Jain, K.; Mehra, D.; Yadav, M.; Aggarwal, S.; Chugh, P.; tripathi, G.; Ganguly, S.; Rana, R.; Awasthi, A.; Ganguly, N. K.; Maras, J. S.

Abstract

Immune checkpoint inhibitors (ICIs) have demonstrated remarkable efficacy in the treatment of advanced lung cancer (ALC), but not all patients benefit. To identify responders, patient selection, categorization, and the identification of specific predictive biomarkers are crucial. Our research aims to identify circulating metabolites that could be used to stratify patients into potential responders prior to the initiation of ICIs and to monitor clinical response in real-time during treatment. In the discovery phase, 25 plasma samples from ALC patients receiving ICIs were analyzed using unbiased metabolomics and validated in a distinct 39 patient cohort. Five potential biomarkers were identified with fold change >1.5, p 0.05, AUC 0.81-1, including Thiourea and a combined metabolite panel consisting of sphingosine-1-phosphate, gentisic acid, glutathione, and 4 hydroxybutanone.
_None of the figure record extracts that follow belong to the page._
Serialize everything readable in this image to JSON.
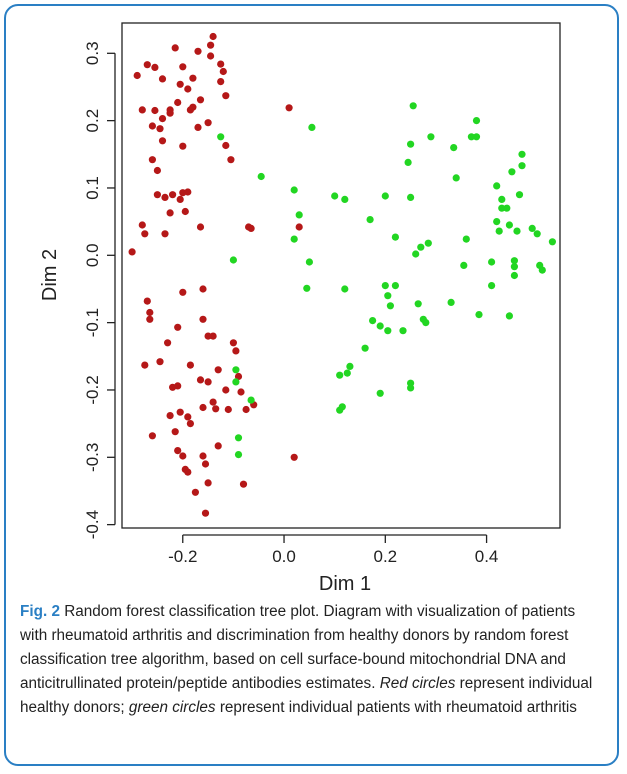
{
  "chart_data": {
    "type": "scatter",
    "xlabel": "Dim 1",
    "ylabel": "Dim 2",
    "xlim": [
      -0.32,
      0.545
    ],
    "ylim": [
      -0.405,
      0.345
    ],
    "xticks": [
      "-0.2",
      "0.0",
      "0.2",
      "0.4"
    ],
    "xtick_values": [
      -0.2,
      0.0,
      0.2,
      0.4
    ],
    "yticks": [
      "-0.4",
      "-0.3",
      "-0.2",
      "-0.1",
      "0.0",
      "0.1",
      "0.2",
      "0.3"
    ],
    "ytick_values": [
      -0.4,
      -0.3,
      -0.2,
      -0.1,
      0.0,
      0.1,
      0.2,
      0.3
    ],
    "grid": false,
    "series": [
      {
        "color": "#b51818",
        "points": [
          [
            -0.3,
            0.005
          ],
          [
            -0.29,
            0.267
          ],
          [
            -0.28,
            0.045
          ],
          [
            -0.275,
            0.032
          ],
          [
            -0.28,
            0.216
          ],
          [
            -0.27,
            0.283
          ],
          [
            -0.27,
            -0.068
          ],
          [
            -0.275,
            -0.163
          ],
          [
            -0.265,
            -0.085
          ],
          [
            -0.265,
            -0.095
          ],
          [
            -0.26,
            0.192
          ],
          [
            -0.26,
            -0.268
          ],
          [
            -0.255,
            0.215
          ],
          [
            -0.255,
            0.279
          ],
          [
            -0.26,
            0.142
          ],
          [
            -0.25,
            0.126
          ],
          [
            -0.245,
            -0.158
          ],
          [
            -0.245,
            0.188
          ],
          [
            -0.24,
            0.262
          ],
          [
            -0.24,
            0.203
          ],
          [
            -0.235,
            0.086
          ],
          [
            -0.235,
            0.032
          ],
          [
            -0.225,
            0.216
          ],
          [
            -0.225,
            0.211
          ],
          [
            -0.22,
            0.09
          ],
          [
            -0.215,
            0.308
          ],
          [
            -0.21,
            0.227
          ],
          [
            -0.21,
            -0.107
          ],
          [
            -0.205,
            0.254
          ],
          [
            -0.205,
            0.083
          ],
          [
            -0.225,
            0.063
          ],
          [
            -0.225,
            -0.238
          ],
          [
            -0.22,
            -0.196
          ],
          [
            -0.215,
            -0.262
          ],
          [
            -0.21,
            -0.29
          ],
          [
            -0.205,
            -0.233
          ],
          [
            -0.21,
            -0.194
          ],
          [
            -0.2,
            -0.298
          ],
          [
            -0.195,
            -0.318
          ],
          [
            -0.19,
            -0.322
          ],
          [
            -0.19,
            -0.24
          ],
          [
            -0.2,
            0.28
          ],
          [
            -0.2,
            0.162
          ],
          [
            -0.2,
            0.093
          ],
          [
            -0.195,
            0.065
          ],
          [
            -0.19,
            0.094
          ],
          [
            -0.19,
            0.247
          ],
          [
            -0.185,
            0.216
          ],
          [
            -0.185,
            -0.25
          ],
          [
            -0.185,
            -0.163
          ],
          [
            -0.18,
            0.263
          ],
          [
            -0.175,
            -0.352
          ],
          [
            -0.17,
            0.303
          ],
          [
            -0.165,
            0.231
          ],
          [
            -0.165,
            0.042
          ],
          [
            -0.165,
            -0.185
          ],
          [
            -0.16,
            -0.095
          ],
          [
            -0.16,
            -0.05
          ],
          [
            -0.16,
            -0.226
          ],
          [
            -0.16,
            -0.298
          ],
          [
            -0.155,
            -0.383
          ],
          [
            -0.155,
            -0.31
          ],
          [
            -0.15,
            0.197
          ],
          [
            -0.15,
            -0.188
          ],
          [
            -0.15,
            -0.338
          ],
          [
            -0.145,
            0.312
          ],
          [
            -0.145,
            0.296
          ],
          [
            -0.14,
            0.325
          ],
          [
            -0.14,
            -0.12
          ],
          [
            -0.14,
            -0.218
          ],
          [
            -0.135,
            -0.228
          ],
          [
            -0.13,
            -0.283
          ],
          [
            -0.125,
            0.258
          ],
          [
            -0.125,
            0.284
          ],
          [
            -0.12,
            0.273
          ],
          [
            -0.115,
            0.237
          ],
          [
            -0.115,
            0.163
          ],
          [
            -0.115,
            -0.2
          ],
          [
            -0.11,
            -0.229
          ],
          [
            -0.105,
            0.142
          ],
          [
            -0.1,
            -0.13
          ],
          [
            -0.095,
            -0.142
          ],
          [
            -0.09,
            -0.18
          ],
          [
            -0.085,
            -0.203
          ],
          [
            -0.08,
            -0.34
          ],
          [
            -0.075,
            -0.229
          ],
          [
            -0.07,
            0.042
          ],
          [
            -0.065,
            0.04
          ],
          [
            -0.06,
            -0.222
          ],
          [
            -0.25,
            0.09
          ],
          [
            -0.24,
            0.17
          ],
          [
            -0.18,
            0.22
          ],
          [
            -0.23,
            -0.13
          ],
          [
            -0.2,
            -0.055
          ],
          [
            -0.15,
            -0.12
          ],
          [
            0.01,
            0.219
          ],
          [
            0.03,
            0.042
          ],
          [
            0.02,
            -0.3
          ],
          [
            -0.17,
            0.19
          ],
          [
            -0.13,
            -0.17
          ]
        ]
      },
      {
        "color": "#22d622",
        "points": [
          [
            -0.125,
            0.176
          ],
          [
            -0.1,
            -0.007
          ],
          [
            -0.095,
            -0.17
          ],
          [
            -0.09,
            -0.271
          ],
          [
            -0.09,
            -0.296
          ],
          [
            -0.095,
            -0.188
          ],
          [
            -0.065,
            -0.215
          ],
          [
            -0.045,
            0.117
          ],
          [
            0.02,
            0.097
          ],
          [
            0.02,
            0.024
          ],
          [
            0.03,
            0.06
          ],
          [
            0.045,
            -0.049
          ],
          [
            0.05,
            -0.01
          ],
          [
            0.055,
            0.19
          ],
          [
            0.1,
            0.088
          ],
          [
            0.11,
            -0.178
          ],
          [
            0.11,
            -0.23
          ],
          [
            0.115,
            -0.225
          ],
          [
            0.12,
            0.083
          ],
          [
            0.12,
            -0.05
          ],
          [
            0.125,
            -0.175
          ],
          [
            0.13,
            -0.165
          ],
          [
            0.16,
            -0.138
          ],
          [
            0.17,
            0.053
          ],
          [
            0.175,
            -0.097
          ],
          [
            0.19,
            -0.205
          ],
          [
            0.19,
            -0.105
          ],
          [
            0.2,
            0.088
          ],
          [
            0.2,
            -0.045
          ],
          [
            0.205,
            -0.112
          ],
          [
            0.205,
            -0.06
          ],
          [
            0.21,
            -0.075
          ],
          [
            0.22,
            0.027
          ],
          [
            0.22,
            -0.045
          ],
          [
            0.235,
            -0.112
          ],
          [
            0.245,
            0.138
          ],
          [
            0.25,
            -0.19
          ],
          [
            0.25,
            -0.197
          ],
          [
            0.25,
            0.165
          ],
          [
            0.25,
            0.086
          ],
          [
            0.255,
            0.222
          ],
          [
            0.26,
            0.002
          ],
          [
            0.265,
            -0.072
          ],
          [
            0.27,
            0.012
          ],
          [
            0.275,
            -0.095
          ],
          [
            0.28,
            -0.1
          ],
          [
            0.285,
            0.018
          ],
          [
            0.29,
            0.176
          ],
          [
            0.33,
            -0.07
          ],
          [
            0.335,
            0.16
          ],
          [
            0.34,
            0.115
          ],
          [
            0.355,
            -0.015
          ],
          [
            0.36,
            0.024
          ],
          [
            0.37,
            0.176
          ],
          [
            0.38,
            0.2
          ],
          [
            0.38,
            0.176
          ],
          [
            0.385,
            -0.088
          ],
          [
            0.41,
            -0.045
          ],
          [
            0.41,
            -0.01
          ],
          [
            0.42,
            0.103
          ],
          [
            0.425,
            0.036
          ],
          [
            0.43,
            0.083
          ],
          [
            0.43,
            0.07
          ],
          [
            0.44,
            0.07
          ],
          [
            0.445,
            -0.09
          ],
          [
            0.445,
            0.045
          ],
          [
            0.45,
            0.124
          ],
          [
            0.455,
            -0.03
          ],
          [
            0.455,
            -0.017
          ],
          [
            0.46,
            0.036
          ],
          [
            0.465,
            0.09
          ],
          [
            0.47,
            0.15
          ],
          [
            0.47,
            0.133
          ],
          [
            0.49,
            0.04
          ],
          [
            0.5,
            0.032
          ],
          [
            0.505,
            -0.015
          ],
          [
            0.51,
            -0.022
          ],
          [
            0.53,
            0.02
          ],
          [
            0.42,
            0.05
          ],
          [
            0.455,
            -0.008
          ]
        ]
      }
    ]
  },
  "caption": {
    "label": "Fig. 2",
    "text1": " Random forest classification tree plot. Diagram with visualization of patients with rheumatoid arthritis and discrimination from healthy donors by random forest classification tree algorithm, based on cell surface-bound mitochondrial DNA and anticitrullinated protein/peptide antibodies estimates. ",
    "red_italic": "Red circles",
    "text2": " represent individual healthy donors; ",
    "green_italic": "green circles",
    "text3": " represent individual patients with rheumatoid arthritis"
  }
}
Early on-treatment high plasma levels of Thiourea were significantly associated with 5-year progression-free survival, Hazard ratio= 0.038, 95% confidence interval=0.013-0.107, p<0.001] and overall survival [HR = 0.048, 95% CI = 0.019-0.120, p<0.001]. Low levels of CMP early on treatment were significantly associated with progression-free survival [HR = 8.119, 95% CI 3.767-17.501, p<0.001] and overall survival [HR = 7.367, 95% CI 3.517-15.433, 3.517-15.433, p<0.001]. This predictive plasma metabolite panel could serve as promising circulating biomarkers for predicting the therapeutic response of ICIs in ALC patients.